Dans l’assiette, un cresson vert et croquant assaisonné d’une vinaigrette au bon goût de poivre et de moutarde est servi avec un œuf cuit à basse température et une petite tartine de pain grillé nappée de Saint-Jacques. « C’est un fromage au lait de vache, crémeux et doux, des environs de Rambouillet. Le cresson et l’œuf viennent aussi d’Île-de-France », précise-t-elle. Autour de nous, la salle est pleine. Beaucoup d’hommes en costume-cravate, bien sûr, la clientèle du midi typique du quartier de la Bourse, mais aussi quelques couples à la tenue plus décontractée venus passer un bon moment. La cuisine de ce bistrot, c’est visible, est inspirée par un grand cuisinier. À des prix qui restent raisonnables pour le quartier : 24 euros pour l’entrée et le plat ou le plat et le dessert, et 32 pour les trois plats avec le café.
Le lieu noir qui arrive confirme notre impression. Surmonté d’un crumble à l’estragon, il est servi dans un fumet parfumé d’une pointe d’ail, de fenouil et d’oseille accompagné de brocolis et de courgettes. « Tous les légumes sont de la région.
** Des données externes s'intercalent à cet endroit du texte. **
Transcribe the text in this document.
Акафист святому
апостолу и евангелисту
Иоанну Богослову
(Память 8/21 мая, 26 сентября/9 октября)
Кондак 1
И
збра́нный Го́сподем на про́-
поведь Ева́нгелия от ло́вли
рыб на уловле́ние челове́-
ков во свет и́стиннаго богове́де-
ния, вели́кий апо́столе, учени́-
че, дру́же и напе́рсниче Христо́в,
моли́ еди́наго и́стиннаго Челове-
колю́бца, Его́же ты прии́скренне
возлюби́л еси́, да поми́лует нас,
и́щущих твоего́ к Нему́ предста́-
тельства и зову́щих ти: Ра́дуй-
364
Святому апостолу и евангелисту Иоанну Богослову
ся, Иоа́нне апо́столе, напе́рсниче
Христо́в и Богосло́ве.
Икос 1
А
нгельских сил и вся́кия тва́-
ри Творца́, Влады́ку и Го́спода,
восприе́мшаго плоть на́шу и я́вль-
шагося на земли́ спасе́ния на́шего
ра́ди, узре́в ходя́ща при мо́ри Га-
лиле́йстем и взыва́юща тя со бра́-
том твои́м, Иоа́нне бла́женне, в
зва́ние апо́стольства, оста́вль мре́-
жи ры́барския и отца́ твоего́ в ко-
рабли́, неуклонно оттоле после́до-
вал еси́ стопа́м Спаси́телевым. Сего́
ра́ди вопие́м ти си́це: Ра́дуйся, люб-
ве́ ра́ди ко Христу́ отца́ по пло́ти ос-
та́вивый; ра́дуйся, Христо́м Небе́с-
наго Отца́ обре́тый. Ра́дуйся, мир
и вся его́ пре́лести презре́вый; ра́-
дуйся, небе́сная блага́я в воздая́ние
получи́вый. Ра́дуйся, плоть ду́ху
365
Dans le dessert, la “touche” parisienne est donnée par la gelée de coquelicots de Nemours qui entoure le biscuit et se mélange à la crème pâtissière parfumée au citron », poursuit la jeune femme. Le duo de pamplemousse se révèle, comme nous l’espérions, un délice.
Cent-cinquante produits qui ont fait l’histoire de la gastronomie parisienne
La carte propose un semainier des producteurs d’Île-de-France. Au programme : lundi, agneau Champvallon de chez Morisseau (un éleveur d’Aufferville, en Seine-et-Marne) ; mardi, pot-au-feu à l’os à moelle, pain grillé, légumes d’Île-de-France ; mercredi, poitrine de veau, petits légumes « Berrurier’s collection » [1] ; jeudi, persillé de bœuf, lentilles vertes de la Brie aux graines de moutarde et vendredi, truite à l’oseille comme chez Troisgros (la truite vient de Méréville). « Cette cuisine fondée sur des produits régionaux incite encore davantage à suivre les saisons », nous indique le chef de cuisine, Élie Fischmann, qui circule entre les tables en saluant ses clients.

Nous repartons bien décidés à revenir pour le fameux agneau, qui nous tente particulièrement en cette période de Pâques, surtout s’il est servi avec les haricots blancs de Pompadour. Biens décidés aussi à rencontrer Yannick Alléno pour l’interroger sur les raisons qui l’ont conduit à ressortir le terroir parisien de l’oubli.
Il nous reçoit quelques jours plus tard au Pavillon Ledoyen, dont il a repris les cuisines en 2014. Il est 15 h 30, le « coup de feu » est passé.
« En 2003, quand je suis arrivé au Meurice, Ducasse avait “planté” une cuisine monégasque et Bocuse représentait Lyon et son terroir », rappelle-t-il. Né à Puteaux, où ses parents tenaient un bistrot, Yannick Alléno ne considérait pas alors comme un avantage le fait d’être parisien face à ses confrères de province. « J’ai pensé qu’il fallait redonner un sens et une direction à la cuisine parisienne en faisant redécouvrir des produits endémiques, c’est à dire originaires d’Île-de-France. »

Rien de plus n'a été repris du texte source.